Laboratory Investigations
- No single diagnostic test exists for acute pericarditis.
- Full blood count: Raised white blood cell count is a common finding.
- Inflammatory markers: Raised CRP/ESR are common findings.
- Troponin: May be elevated if there is co-existent myocarditis.
Imaging
- Chest X-ray: Often normal; cardiothoracic ratio raised with effusions >300ml, globular cardiac silhouette might be seen.
- Transthoracic echocardiography: Checks for effusion and signs of haemodynamic compromise.
- Cardiac CT or MRI: May be performed in atypical presentations to look for pericardial thickening and inflammation.
Management
- Treatment aims to alleviate symptoms, as acute idiopathic pericarditis is typically self-limiting in 70-90% of patients.
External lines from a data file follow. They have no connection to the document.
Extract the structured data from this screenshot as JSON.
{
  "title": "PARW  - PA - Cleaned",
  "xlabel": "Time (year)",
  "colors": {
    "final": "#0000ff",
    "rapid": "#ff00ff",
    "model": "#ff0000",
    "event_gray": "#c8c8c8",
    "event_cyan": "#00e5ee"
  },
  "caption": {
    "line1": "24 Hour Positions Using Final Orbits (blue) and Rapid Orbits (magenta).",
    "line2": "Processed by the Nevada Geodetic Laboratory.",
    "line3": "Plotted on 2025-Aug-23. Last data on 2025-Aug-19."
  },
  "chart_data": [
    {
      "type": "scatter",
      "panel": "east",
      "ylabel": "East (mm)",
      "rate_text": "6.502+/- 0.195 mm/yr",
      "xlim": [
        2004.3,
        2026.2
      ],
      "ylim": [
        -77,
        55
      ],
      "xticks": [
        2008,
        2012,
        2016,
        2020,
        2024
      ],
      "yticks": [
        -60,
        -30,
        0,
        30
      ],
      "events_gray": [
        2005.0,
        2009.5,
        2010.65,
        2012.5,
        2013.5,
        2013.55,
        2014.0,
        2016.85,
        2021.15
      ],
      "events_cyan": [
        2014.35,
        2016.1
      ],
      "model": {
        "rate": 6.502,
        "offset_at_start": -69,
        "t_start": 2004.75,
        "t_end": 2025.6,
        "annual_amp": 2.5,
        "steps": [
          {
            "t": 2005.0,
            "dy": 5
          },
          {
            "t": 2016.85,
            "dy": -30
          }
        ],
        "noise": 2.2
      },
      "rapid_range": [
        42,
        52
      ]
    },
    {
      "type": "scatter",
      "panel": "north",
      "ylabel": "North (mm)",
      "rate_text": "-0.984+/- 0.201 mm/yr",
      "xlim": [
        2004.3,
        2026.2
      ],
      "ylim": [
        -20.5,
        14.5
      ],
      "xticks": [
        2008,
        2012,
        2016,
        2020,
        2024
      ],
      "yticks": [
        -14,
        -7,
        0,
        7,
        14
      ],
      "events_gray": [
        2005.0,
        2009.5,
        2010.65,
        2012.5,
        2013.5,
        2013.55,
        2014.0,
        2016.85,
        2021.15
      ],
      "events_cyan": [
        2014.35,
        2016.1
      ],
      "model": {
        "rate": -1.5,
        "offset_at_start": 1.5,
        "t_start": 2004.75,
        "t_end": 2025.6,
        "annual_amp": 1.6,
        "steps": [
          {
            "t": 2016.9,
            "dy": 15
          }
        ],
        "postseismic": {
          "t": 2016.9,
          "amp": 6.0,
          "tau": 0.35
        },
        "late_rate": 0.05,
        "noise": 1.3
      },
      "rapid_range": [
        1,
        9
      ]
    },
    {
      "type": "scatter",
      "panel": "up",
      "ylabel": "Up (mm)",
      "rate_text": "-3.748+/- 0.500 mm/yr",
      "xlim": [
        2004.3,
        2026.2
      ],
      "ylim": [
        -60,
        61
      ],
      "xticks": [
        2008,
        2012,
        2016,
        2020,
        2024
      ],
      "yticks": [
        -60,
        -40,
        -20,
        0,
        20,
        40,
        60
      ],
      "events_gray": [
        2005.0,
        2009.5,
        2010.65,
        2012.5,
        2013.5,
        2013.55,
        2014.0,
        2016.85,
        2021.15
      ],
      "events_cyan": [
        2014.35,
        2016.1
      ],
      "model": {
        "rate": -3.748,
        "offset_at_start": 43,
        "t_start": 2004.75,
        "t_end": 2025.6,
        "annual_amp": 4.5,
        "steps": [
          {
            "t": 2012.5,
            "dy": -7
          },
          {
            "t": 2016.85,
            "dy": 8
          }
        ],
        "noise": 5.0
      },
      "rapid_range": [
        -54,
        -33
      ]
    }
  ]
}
- Treat underlying condition if identified.
- Restrict physical activity until symptoms resolve.
- Athletes should return to sports after three months with full symptom resolution and normalised investigation findings.
- Safety netting for symptoms of deterioration is important.
Symptomatic Management
- Non-steroidal anti-inflammatories (e.g., ibuprofen) are first-line, with gastroprotection (PPI).
- Colchicine as an adjunct reduces recurrences by approximately 50% during follow-up.
- Corticosteroids are second-line, with colchicine concurrently.
Predictors of Poor Prognosis
- Fever >38oC
- Subacute onset
- Large pericardial effusion
- Cardiac tamponade
- Failure of response to NSAIDs after a week of therapy
Complications
- Pericardial effusion fluid accumulation due to reduced reabsorption because of a rise in systemic venous pressure from heart failure or pulmonary hypertension (transudate)
- Cardiac tamponade: Pericardial pressure builds up and impedes right heart filling, leading to underfilling of the left heart.
- Approximately 15-30% of patients develop a recurrence of symptoms.
- Novel treatment options now exist for refractory recurrent pericarditis, including immunosuppressants (such as azathioprine), intravenous immunoglobulins and IL-1 antagonists (such as anakinra).
- A potential alternative to giving further medical treatment is pericardiectomy (surgically removing part or all of the pericardium).
- Constrictive pericarditis: Inflammation leads to fibrosis, calcification, and adhesions, hindering diastolic filling.
- Pericardiectomy (resection of the pericardium) is the definitive treatment for chronic constrictive pericarditis.